Medical Billing Specialist

hace 1 semana


Bogotá, Bogotá D.E., Colombia Connext A tiempo completo

Job Summary

The Medical Billing Specialist is responsible for preparing, submitting, and processing billing for medical services rendered within the facility. The role works closely with healthcare providers, insurance companies, and patients to ensure accurate claim submissions and timely pay

Job Description


• Prepare and submit claims for facility services using appropriate coding systems (ICD-10, CPT, HCPCS). Ensure claims are accurate and compliant with payer requirements.


• Monitor and follow up on outstanding claims, resolve denials or rejections, and ensure timely payment. Investigate and address any discrepancies or issues with claims.


• Verify patient insurance coverage and eligibility for facility services. Ensure accurate documentation of benefits and coverage details.


• Adhere to healthcare regulations, including HIPAA and payer-specific guidelines. Ensure all billing practices are compliant with federal, state, and payer policies.


• Address patient inquiries related to billing, provide explanations of charges, and assist with payment arrangements as needed.

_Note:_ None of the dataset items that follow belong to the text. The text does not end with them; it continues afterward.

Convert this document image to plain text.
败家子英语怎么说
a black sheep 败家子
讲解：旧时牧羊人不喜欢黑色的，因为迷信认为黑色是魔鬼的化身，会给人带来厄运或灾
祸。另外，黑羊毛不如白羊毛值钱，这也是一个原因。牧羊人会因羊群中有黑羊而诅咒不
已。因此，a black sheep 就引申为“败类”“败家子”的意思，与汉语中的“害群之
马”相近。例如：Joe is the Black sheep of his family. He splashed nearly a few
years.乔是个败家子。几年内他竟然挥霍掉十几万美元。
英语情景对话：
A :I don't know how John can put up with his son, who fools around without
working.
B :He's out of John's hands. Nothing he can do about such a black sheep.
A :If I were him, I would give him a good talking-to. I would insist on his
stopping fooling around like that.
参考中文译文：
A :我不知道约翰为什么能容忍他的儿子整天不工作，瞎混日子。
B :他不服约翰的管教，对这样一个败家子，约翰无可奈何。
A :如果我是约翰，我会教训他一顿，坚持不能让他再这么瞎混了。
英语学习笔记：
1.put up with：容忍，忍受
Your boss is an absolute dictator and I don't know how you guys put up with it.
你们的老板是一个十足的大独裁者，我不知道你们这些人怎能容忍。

• Generate and review billing reports to track revenue cycle performance, identify trends, and suggest improvements. Maintain accurate and organized billing records.


• Collaborate with the billing team, healthcare providers, and administrative staff to resolve billing issues and enhance the billing process.


• Stay updated on changes in billing regulations, coding practices, and payer policies. Implement best practices to improve billing efficiency and accuracy.

Required Qualifications


• Experience using any facility billing software and electronic health record (EHR) systems.


• Experience using Microsoft Office Suite (Word, Excel, Outlook) and billing submission systems.


• Maintain confidentiality and ensure compliance with HIPAA and payer regulations.


• Has background in facility billing procedures and healthcare coding.


• Demonstrates strong attention to detail to ensure accurate billing and timely claim submission.


• Demonstrates analytical and problem-solving skills to identify billing discrepancies and implement corrective actions.


• Clear and coherent both written and verbal communication skills in English for coordinating with providers and patients.